The carefree confidence of “Simple Season,” “Way it Goes” and “Tuesday” are the band’s bread and butter, but that attitude would be exhausting if not for “Landmark’s” more reserved tracks. “Epitaph” sees the band exploring new terrain, drawing influence from electropop outfits like The 1975 and Francis and the Lights for a buoyant, rippling synth ballad. A song about songwriting, “Epitaph” satirizes pretentious language while reveling in it; just after Luppen flaunts the couplet, “The river is an organ and the meadow is a curse / for a strange inclination that fortune is a curse,” he calls himself “a poor excuse for poetry trying to play it cool.”
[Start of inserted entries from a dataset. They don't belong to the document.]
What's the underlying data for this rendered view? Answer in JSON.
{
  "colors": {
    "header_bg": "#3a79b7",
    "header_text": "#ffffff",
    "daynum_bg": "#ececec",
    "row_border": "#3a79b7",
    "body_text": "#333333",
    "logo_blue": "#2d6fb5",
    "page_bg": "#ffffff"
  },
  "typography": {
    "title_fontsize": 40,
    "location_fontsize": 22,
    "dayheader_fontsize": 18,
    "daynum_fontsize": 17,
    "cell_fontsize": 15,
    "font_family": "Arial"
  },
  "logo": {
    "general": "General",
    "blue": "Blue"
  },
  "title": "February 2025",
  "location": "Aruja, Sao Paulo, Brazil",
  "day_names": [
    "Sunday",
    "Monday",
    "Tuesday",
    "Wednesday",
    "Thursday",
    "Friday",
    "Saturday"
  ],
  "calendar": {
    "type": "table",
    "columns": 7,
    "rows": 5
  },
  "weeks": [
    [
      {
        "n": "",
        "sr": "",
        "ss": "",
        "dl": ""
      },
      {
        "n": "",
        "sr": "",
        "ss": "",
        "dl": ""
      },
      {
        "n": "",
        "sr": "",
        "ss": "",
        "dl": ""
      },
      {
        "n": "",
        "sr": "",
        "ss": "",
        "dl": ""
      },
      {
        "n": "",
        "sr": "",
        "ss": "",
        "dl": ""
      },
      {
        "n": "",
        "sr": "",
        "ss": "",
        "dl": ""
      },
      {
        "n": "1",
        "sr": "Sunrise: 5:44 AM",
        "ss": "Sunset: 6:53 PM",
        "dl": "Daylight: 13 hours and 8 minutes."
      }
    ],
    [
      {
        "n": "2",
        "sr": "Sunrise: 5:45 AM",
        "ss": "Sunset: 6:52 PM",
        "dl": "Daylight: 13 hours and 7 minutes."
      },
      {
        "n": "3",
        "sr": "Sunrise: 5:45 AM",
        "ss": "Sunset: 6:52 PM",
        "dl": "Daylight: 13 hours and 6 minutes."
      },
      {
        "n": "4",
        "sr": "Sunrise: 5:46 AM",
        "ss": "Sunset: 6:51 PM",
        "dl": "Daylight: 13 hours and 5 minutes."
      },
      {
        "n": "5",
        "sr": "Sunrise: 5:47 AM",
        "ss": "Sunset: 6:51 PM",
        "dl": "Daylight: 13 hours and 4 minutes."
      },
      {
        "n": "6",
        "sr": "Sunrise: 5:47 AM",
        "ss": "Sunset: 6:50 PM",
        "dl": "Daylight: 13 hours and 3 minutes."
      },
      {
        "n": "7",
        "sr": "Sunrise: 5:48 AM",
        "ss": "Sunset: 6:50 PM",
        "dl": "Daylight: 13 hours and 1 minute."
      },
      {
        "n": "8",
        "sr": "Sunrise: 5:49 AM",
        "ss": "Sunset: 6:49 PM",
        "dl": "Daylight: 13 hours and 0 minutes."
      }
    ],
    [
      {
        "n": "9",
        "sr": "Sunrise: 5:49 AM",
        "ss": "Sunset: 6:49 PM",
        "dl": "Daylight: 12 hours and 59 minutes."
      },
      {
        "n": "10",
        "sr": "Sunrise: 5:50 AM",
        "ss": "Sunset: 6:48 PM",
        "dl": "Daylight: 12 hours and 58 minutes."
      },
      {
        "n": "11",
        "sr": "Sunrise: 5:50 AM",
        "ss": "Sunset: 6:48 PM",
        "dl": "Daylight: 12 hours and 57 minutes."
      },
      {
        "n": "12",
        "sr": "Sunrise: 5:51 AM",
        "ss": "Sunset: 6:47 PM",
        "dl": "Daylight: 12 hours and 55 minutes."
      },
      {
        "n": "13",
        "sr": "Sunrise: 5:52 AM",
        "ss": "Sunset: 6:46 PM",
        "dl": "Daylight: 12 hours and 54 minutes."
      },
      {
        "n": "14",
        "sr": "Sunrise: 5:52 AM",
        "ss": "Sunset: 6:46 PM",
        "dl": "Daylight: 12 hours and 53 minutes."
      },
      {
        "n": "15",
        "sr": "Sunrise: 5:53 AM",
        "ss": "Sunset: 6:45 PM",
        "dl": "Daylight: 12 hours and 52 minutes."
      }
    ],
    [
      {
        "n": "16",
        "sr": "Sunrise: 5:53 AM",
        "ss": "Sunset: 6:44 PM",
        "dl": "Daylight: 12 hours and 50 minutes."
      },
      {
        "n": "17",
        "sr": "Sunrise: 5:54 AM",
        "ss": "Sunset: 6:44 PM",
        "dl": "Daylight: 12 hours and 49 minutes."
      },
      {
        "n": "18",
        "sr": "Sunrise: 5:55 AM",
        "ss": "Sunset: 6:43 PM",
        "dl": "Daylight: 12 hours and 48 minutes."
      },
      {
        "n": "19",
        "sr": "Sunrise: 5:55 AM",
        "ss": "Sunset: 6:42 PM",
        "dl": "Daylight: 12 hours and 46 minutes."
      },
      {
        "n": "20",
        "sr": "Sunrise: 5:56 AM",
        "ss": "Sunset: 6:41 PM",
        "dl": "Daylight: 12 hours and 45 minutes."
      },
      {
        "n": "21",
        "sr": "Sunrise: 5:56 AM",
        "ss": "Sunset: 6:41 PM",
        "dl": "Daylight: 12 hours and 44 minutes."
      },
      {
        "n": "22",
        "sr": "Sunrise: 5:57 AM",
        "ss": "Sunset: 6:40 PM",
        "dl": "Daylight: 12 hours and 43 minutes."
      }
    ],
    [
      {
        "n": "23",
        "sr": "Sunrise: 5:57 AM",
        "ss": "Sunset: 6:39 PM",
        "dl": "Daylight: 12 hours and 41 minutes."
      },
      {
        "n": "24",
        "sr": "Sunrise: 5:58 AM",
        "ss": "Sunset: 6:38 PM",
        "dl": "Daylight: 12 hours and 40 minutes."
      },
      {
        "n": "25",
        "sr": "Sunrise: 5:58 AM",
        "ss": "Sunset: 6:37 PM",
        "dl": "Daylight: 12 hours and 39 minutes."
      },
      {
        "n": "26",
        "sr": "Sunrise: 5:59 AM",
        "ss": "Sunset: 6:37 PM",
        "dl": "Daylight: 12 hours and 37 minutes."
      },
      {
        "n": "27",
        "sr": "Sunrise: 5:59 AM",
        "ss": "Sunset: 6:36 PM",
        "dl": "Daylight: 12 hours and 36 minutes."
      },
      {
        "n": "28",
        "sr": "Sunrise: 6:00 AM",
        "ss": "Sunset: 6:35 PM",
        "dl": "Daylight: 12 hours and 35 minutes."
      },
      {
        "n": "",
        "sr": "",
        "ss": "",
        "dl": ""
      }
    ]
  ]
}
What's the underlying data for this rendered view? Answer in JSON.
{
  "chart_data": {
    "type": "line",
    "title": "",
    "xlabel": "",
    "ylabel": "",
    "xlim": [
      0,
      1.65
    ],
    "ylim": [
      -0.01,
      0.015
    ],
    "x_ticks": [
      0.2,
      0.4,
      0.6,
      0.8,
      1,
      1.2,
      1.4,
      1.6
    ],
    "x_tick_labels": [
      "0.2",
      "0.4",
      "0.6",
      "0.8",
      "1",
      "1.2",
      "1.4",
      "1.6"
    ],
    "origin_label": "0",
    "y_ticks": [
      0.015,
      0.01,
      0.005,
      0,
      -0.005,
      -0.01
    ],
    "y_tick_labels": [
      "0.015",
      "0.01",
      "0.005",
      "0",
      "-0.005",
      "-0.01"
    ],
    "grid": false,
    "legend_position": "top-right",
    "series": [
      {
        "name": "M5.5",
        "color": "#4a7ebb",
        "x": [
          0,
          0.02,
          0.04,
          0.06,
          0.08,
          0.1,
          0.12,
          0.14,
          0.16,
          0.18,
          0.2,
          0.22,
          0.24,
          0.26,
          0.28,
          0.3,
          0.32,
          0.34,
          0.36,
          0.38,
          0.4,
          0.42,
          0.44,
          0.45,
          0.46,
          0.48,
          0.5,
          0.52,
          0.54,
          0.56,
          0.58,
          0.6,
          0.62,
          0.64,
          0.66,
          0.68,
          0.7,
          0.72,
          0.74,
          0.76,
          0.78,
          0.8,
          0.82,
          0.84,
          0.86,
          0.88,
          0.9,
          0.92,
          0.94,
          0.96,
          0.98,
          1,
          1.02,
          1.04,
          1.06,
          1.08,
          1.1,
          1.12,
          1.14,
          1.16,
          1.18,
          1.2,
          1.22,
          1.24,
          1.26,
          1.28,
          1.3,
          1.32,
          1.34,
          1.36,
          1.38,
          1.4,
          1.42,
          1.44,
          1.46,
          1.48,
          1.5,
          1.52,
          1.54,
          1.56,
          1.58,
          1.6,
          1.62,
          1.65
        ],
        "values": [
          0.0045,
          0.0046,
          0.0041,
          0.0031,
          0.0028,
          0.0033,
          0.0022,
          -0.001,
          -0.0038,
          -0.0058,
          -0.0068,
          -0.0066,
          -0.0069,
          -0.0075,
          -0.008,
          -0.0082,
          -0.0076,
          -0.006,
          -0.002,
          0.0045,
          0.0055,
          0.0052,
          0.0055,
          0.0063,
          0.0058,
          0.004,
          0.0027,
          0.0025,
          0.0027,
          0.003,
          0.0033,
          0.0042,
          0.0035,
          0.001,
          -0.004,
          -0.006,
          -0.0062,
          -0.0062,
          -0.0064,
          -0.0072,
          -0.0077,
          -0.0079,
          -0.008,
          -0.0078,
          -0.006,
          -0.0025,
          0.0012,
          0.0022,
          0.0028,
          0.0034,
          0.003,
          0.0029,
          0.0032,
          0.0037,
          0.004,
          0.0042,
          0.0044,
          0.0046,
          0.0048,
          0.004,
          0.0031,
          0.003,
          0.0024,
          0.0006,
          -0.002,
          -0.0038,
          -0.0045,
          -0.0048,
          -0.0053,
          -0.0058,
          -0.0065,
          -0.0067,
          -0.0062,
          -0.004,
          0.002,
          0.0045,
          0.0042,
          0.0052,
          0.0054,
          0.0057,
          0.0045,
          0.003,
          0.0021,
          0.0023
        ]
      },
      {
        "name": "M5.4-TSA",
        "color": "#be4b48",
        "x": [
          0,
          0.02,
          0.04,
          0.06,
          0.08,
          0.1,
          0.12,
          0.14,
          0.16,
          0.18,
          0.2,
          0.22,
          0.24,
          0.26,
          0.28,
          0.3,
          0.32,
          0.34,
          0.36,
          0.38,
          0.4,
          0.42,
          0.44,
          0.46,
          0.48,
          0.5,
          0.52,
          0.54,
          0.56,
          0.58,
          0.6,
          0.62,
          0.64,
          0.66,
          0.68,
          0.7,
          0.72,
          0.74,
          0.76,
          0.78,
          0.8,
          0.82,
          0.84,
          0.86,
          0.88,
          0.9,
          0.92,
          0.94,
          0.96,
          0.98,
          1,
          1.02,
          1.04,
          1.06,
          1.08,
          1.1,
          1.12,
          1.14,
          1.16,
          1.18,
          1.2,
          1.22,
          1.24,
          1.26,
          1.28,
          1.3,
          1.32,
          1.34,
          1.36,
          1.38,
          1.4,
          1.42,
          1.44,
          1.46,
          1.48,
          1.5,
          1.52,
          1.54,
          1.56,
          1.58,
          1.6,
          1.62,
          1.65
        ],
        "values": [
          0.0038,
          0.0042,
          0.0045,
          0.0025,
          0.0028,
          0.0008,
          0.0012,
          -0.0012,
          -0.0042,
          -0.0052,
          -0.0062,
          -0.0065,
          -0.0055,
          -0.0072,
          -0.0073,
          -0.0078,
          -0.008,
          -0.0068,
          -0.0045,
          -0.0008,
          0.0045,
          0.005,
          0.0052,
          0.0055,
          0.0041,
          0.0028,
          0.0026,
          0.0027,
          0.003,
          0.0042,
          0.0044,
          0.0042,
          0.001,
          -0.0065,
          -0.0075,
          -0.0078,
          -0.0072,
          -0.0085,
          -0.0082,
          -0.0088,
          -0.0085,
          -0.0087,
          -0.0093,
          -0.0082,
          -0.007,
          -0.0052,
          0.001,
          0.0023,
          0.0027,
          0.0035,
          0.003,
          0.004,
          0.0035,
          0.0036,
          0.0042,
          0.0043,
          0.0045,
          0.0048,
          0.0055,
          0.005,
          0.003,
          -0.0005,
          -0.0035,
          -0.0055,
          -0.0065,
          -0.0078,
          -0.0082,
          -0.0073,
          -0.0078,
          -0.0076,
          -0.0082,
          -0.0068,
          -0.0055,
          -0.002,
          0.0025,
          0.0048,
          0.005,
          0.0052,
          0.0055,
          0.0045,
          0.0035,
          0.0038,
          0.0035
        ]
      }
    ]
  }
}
Despite his self-criticism, the frontman’s poeticism and leaping vocals help turn Hippo Campus’ records into infectious live performances. They also helped the band gain comparisons to another group of college dropouts, Vampire Weekend. But while Ezra Koenig’s Ivy League literacy embraces its own pretentiousness, Luppen only nudges against his, which works in favor of Hippo Campus. If the promising young band has a singular essence this early in its career, it rests in the poignance that can be found in admitting (and celebrating) one’s normalcy. One of the most profound lines of “Epitaph” is one of its least pretentious: “I’ve got nothing more than my problems, just let me know when you’ve found them.”

When the band pairs that self-awareness with the crowd-rocking sound of its early EPs, Hippo Campus is at its best, both on record and in concert. On the final track of “Landmark,” “Buttercup,” Luppen’s melodies are no less catchy than its early tracks, and the rebellious ode to independence explodes into a shout-along chorus to finish off the album. Or, as bassist Zach Sutton put it in an interview with online music publication Highlark, “it goes frickin’ HAM at the end.” Moments like these are a given for its genre, but the band’s seasoned brand of live-oriented production sets Hippo Campus apart from other young indie rockers; all that energy translates into actual charisma. It’s best not just heard, but seen and felt.

Hippo Campus will be performing at Port City Music Hall in Portland this Sunday, February 11.